His
igitur finibus utendum arbitror, ut, cum emendati mores amicorum sint, tum sit inter eos omnium rerum, consiliorum, voluntatum
sine ulla exceptione communitas, ut, etiamsi qua fortuna acciderit ut minus iustae amicorum voluntates adiuvandae sint, in
quibus eorum aut caput agatur aut fama, declinandum de via sit, modo ne summa turpitudo sequatur; est enim quatenus amicitiae
dari venia possit.
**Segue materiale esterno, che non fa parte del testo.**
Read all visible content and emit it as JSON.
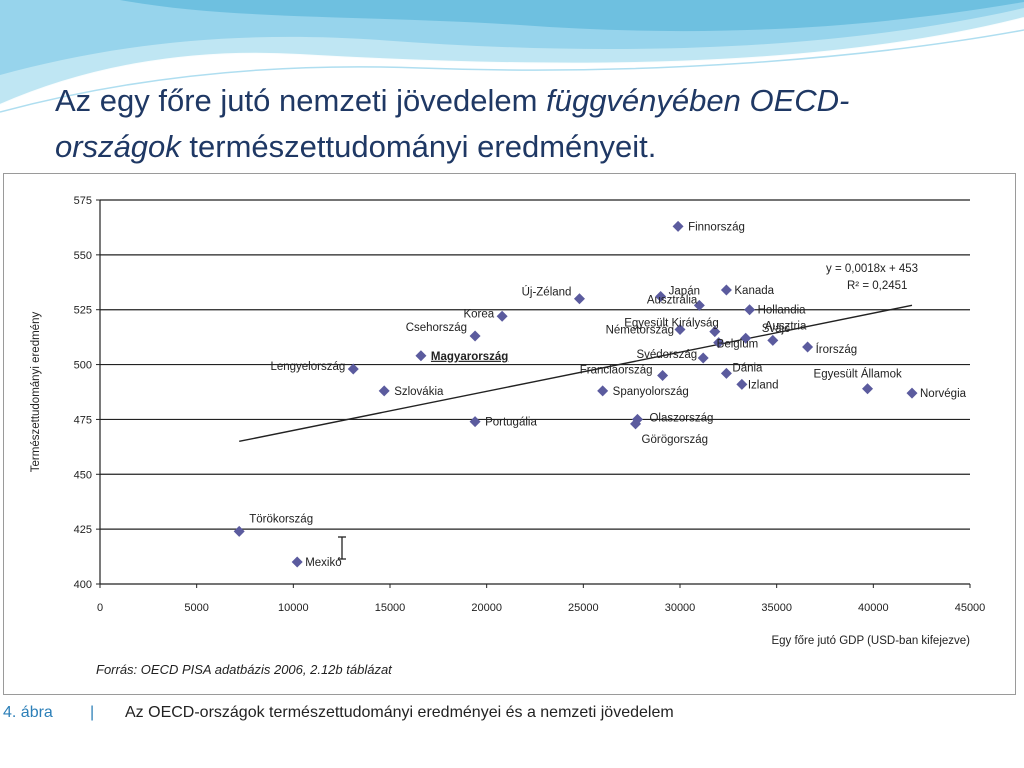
{
  "slide": {
    "title_part1": "Az egy főre jutó nemzeti jövedelem ",
    "title_italic1": "függvényében OECD-",
    "title_italic2": "országok",
    "title_part2": " természettudományi eredményeit."
  },
  "caption": {
    "number": "4. ábra",
    "separator": "|",
    "text": "Az OECD-országok természettudományi eredményei és a nemzeti jövedelem"
  },
  "source": "Forrás: OECD PISA adatbázis 2006, 2.12b táblázat",
  "colors": {
    "title": "#1f3864",
    "marker": "#5b5b9e",
    "highlight": "#2b8fd6",
    "equation": "#e02020",
    "wave_light": "#bfe6f3",
    "wave_mid": "#7cc7e3"
  },
  "chart_data": {
    "type": "scatter",
    "xlabel": "Egy főre jutó GDP (USD-ban kifejezve)",
    "ylabel": "Természettudományi eredmény",
    "xlim": [
      0,
      45000
    ],
    "ylim": [
      400,
      575
    ],
    "xticks": [
      0,
      5000,
      10000,
      15000,
      20000,
      25000,
      30000,
      35000,
      40000,
      45000
    ],
    "yticks": [
      400,
      425,
      450,
      475,
      500,
      525,
      550,
      575
    ],
    "grid": "horizontal",
    "trendline": {
      "equation": "y = 0,0018x + 453",
      "r2": "R² = 0,2451",
      "x_range": [
        7200,
        42000
      ],
      "y_range": [
        465,
        527
      ]
    },
    "points": [
      {
        "label": "Finnország",
        "x": 29900,
        "y": 563
      },
      {
        "label": "Kanada",
        "x": 32400,
        "y": 534
      },
      {
        "label": "Japán",
        "x": 29000,
        "y": 531
      },
      {
        "label": "Új-Zéland",
        "x": 24800,
        "y": 530
      },
      {
        "label": "Ausztrália",
        "x": 31000,
        "y": 527
      },
      {
        "label": "Hollandia",
        "x": 33600,
        "y": 525
      },
      {
        "label": "Korea",
        "x": 20800,
        "y": 522
      },
      {
        "label": "Egyesült Királyság",
        "x": 31800,
        "y": 515
      },
      {
        "label": "Németország",
        "x": 30000,
        "y": 516
      },
      {
        "label": "Ausztria",
        "x": 34800,
        "y": 511
      },
      {
        "label": "Csehország",
        "x": 19400,
        "y": 513
      },
      {
        "label": "Svájc",
        "x": 33400,
        "y": 512
      },
      {
        "label": "Belgium",
        "x": 32000,
        "y": 510
      },
      {
        "label": "Írország",
        "x": 36600,
        "y": 508
      },
      {
        "label": "Magyarország",
        "x": 16600,
        "y": 504,
        "highlight": true
      },
      {
        "label": "Svédország",
        "x": 31200,
        "y": 503
      },
      {
        "label": "Lengyelország",
        "x": 13100,
        "y": 498
      },
      {
        "label": "Franciaország",
        "x": 29100,
        "y": 495
      },
      {
        "label": "Dánia",
        "x": 32400,
        "y": 496
      },
      {
        "label": "Izland",
        "x": 33200,
        "y": 491
      },
      {
        "label": "Egyesült Államok",
        "x": 39700,
        "y": 489
      },
      {
        "label": "Szlovákia",
        "x": 14700,
        "y": 488
      },
      {
        "label": "Spanyolország",
        "x": 26000,
        "y": 488
      },
      {
        "label": "Norvégia",
        "x": 42000,
        "y": 487
      },
      {
        "label": "Olaszország",
        "x": 27800,
        "y": 475
      },
      {
        "label": "Portugália",
        "x": 19400,
        "y": 474
      },
      {
        "label": "Görögország",
        "x": 27700,
        "y": 473
      },
      {
        "label": "Törökország",
        "x": 7200,
        "y": 424
      },
      {
        "label": "Mexikó",
        "x": 10200,
        "y": 410
      }
    ]
  }
}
Nec vero neglegenda est fama nec mediocre telum ad res gerendas existimare oportet benevolentiam civium;
quam blanditiis et assentando colligere turpe est; virtus, quam sequitur caritas, minime repudianda est.
Versione tradotta
Io penso che ci si debba tenere a questi termini: che, cioè, quando i costumi degli amici siano corretti,
allora vi sia tra essi comunione di ogni cosa, di pensieri e di volontà, senza restrizione alcuna; di modo che, anche se per un
qualche caso capiti che si debbano appoggiare aspirazioni di amici non del tutto giuste, ma in una situazione in cui sia in
gioco la loro stessa vita o la fama, ci si deve scostare dalla via diritta, purché non ne segua un sommo disonore." Vi è
infatti un limite, fino a cui si può giungere nell'esser indulgenti con gli amici; ma non si deve trascurare la propria
riputazione né stimare una mediocre arma per la vita pubblica la benevolenza dei concittadini. Questa però è brutto racimolarla
con lusinghe e adulazioni; la virtù, non si deve metterla da parte, e a lei tien dietro l'universale affetto.